Some other questions that come with such planting arise:  Where comes the nutrient? If we fertilize the soil, we change the soil texture after some time, this is an impact. But if we don’t, after a few years each thicket will have far less banana bearing trees and each tree will bear far less bananas. However, such worry is unnecessary. The stream water is mineral rich, it infiltrates the mudflat soil and replenishes it with minerals. Interactions among living creatures in the mudflat community above and inside the mudflat supply the mud with suitable organic matter. The natural process in the local ecosystem allows a certain nutrients to go to the fruit and then be taken away, so long as such nutrient give away don’t exceed it’s upper limit set by the water flow and the interaction among living creatures inside the mudflat community. Nature will regulate all these, the size of the banana thickets, how far they can grow away from the water front, what percent of trees in each thicket can bear bananas, and how many bunches can be hanged on one banana bearing tree, etc., are regulating factors, provided humans exert no impact to the community except cutting down the fruit bearing tree and taking the bananas away. The fallen tree will be attacked by bacteria and fungi, decomposed into simple organic matter, and return as nutrient into the soil. Very soon young seedling will come out from the remaining trunk base, and will grow into an adult tree in less than a year’s time.

 

Farmers usually hold such concept that the surrounding weed compete for nutrient, so they must be cleared. But this banana restoration is different. Banana roots grow at a level lower than those of the weed and thrub, their nutrients come much more from underground animal activities and water infiltration from water front, not so much is from top soil. So the weed not only dosen’t compete for nutrient with banana trees, it’s fallen leaves and stems even add more organic matter and nutrient into the soil,  making the banana root level soil even more fertile than without weed.

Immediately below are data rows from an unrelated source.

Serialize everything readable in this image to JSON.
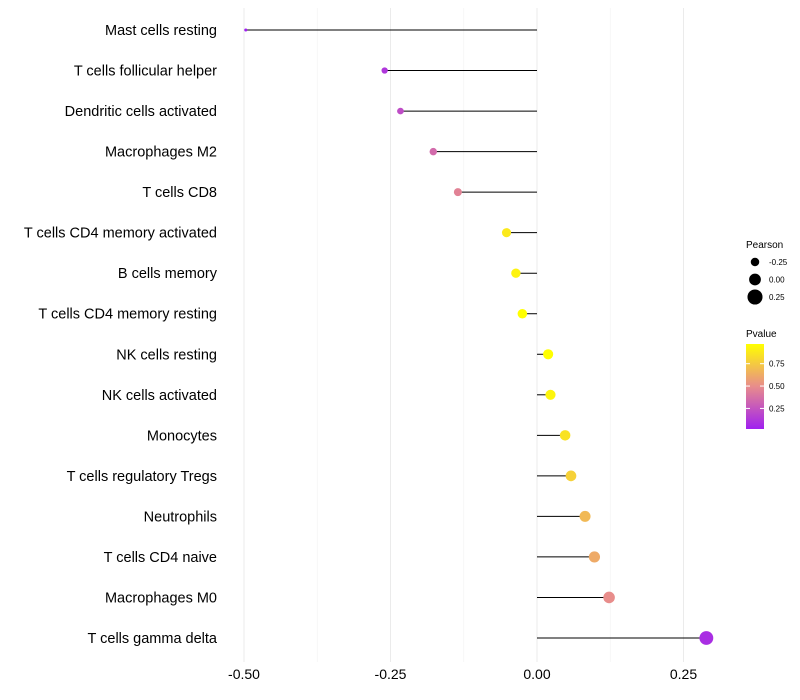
{
  "chart_data": {
    "type": "lollipop",
    "title": "",
    "xlabel": "",
    "ylabel": "",
    "xlim": [
      -0.52,
      0.3
    ],
    "x_ticks": [
      -0.5,
      -0.25,
      0.0,
      0.25
    ],
    "x_tick_labels": [
      "-0.50",
      "-0.25",
      "0.00",
      "0.25"
    ],
    "grid": "vertical",
    "categories": [
      "Mast cells resting",
      "T cells follicular helper",
      "Dendritic cells activated",
      "Macrophages M2",
      "T cells CD8",
      "T cells CD4 memory activated",
      "B cells memory",
      "T cells CD4 memory resting",
      "NK cells resting",
      "NK cells activated",
      "Monocytes",
      "T cells regulatory  Tregs ",
      "Neutrophils",
      "T cells CD4 naive",
      "Macrophages M0",
      "T cells gamma delta"
    ],
    "pearson": [
      -0.497,
      -0.26,
      -0.233,
      -0.177,
      -0.135,
      -0.052,
      -0.036,
      -0.025,
      0.019,
      0.023,
      0.048,
      0.058,
      0.082,
      0.098,
      0.123,
      0.289
    ],
    "pvalue": [
      0.02,
      0.12,
      0.22,
      0.35,
      0.45,
      0.88,
      0.92,
      0.97,
      0.97,
      0.93,
      0.85,
      0.78,
      0.68,
      0.62,
      0.5,
      0.08
    ],
    "legend": {
      "placement": "right",
      "size_title": "Pearson",
      "size_values": [
        -0.25,
        0.0,
        0.25
      ],
      "size_labels": [
        "-0.25",
        "0.00",
        "0.25"
      ],
      "color_title": "Pvalue",
      "color_ticks": [
        0.25,
        0.5,
        0.75
      ],
      "color_tick_labels": [
        "0.25",
        "0.50",
        "0.75"
      ],
      "color_range": [
        0.02,
        0.97
      ],
      "color_low": "#a020f0",
      "color_high": "#ffff00"
    }
  }
}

To ensure the banana implanting exerts no impact to the mudflat community, a general survey of vegetation cover is done yearly for the experimental zone, until now nothing unusual has been found, the succession process is heading towards secondary wild young tree forest stage with turn-in-the-wind tree as the dominant species, Chinese wax tree the next.

At a time of serious habitat loss and biodiversity deterioration because of encroaching desert, farmland and human establishments, the writer of this article wonders if it is possible to get food from Nature without impacting Her? He started to have such querry 16 years ago, set out to develop theory and do experiments according to this idea. Until now, the answer is a definite yes!